Unfortunately it has also the following disadvantages:

  • (expected) pretty heavy server load for 1000s of devices
  • some data overhead and continuous sending - this is especially a problem on bandwidth & data volume limited devices

I'm considering secure WebSockets (WSS) as a replacement and would like advice whether this is a good idea. So far, I have the following questions:

  • Am I right in assuming that the server load for WebSockets is minimal when no communication takes place? So this technology scales to several 10'000 clients continuously connected on a single server (with little traffic)?
  • Am I right in assuming that the data overhead without communication is minimal? (keep-alive is 2bytes, I read)
  • WebSockets does not define a protocol.
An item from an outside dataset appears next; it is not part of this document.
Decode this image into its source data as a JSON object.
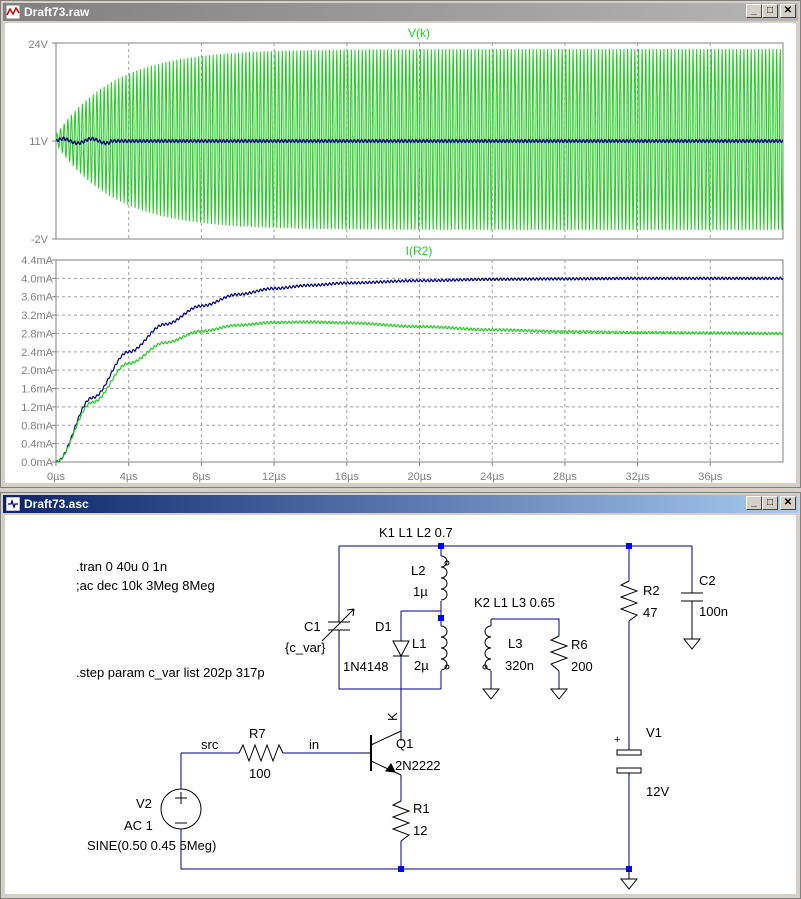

Must I define my own request/response protocol? Or should I tunnel the current HTTP requests over the WebSocket? What is recommended?
  • Must I implement reconnect strategies myself (onError, onClose -> try again immediately, if not successful wait a bit and retry etc) or are there standards?
  • How well are WebSockets going through usual in-home firewalls, NAT routers, proxys etc? Is it generally working better than for VPN (which uses a non-standard outgoing port, which could be blocked)?
  • As the application is not a browser, must I include trusted certificates? Or, as I control both ends, can I run my own certification authority?
  • Other particular pitfalls to watch out for in machine-to-machine communication over WebSockets?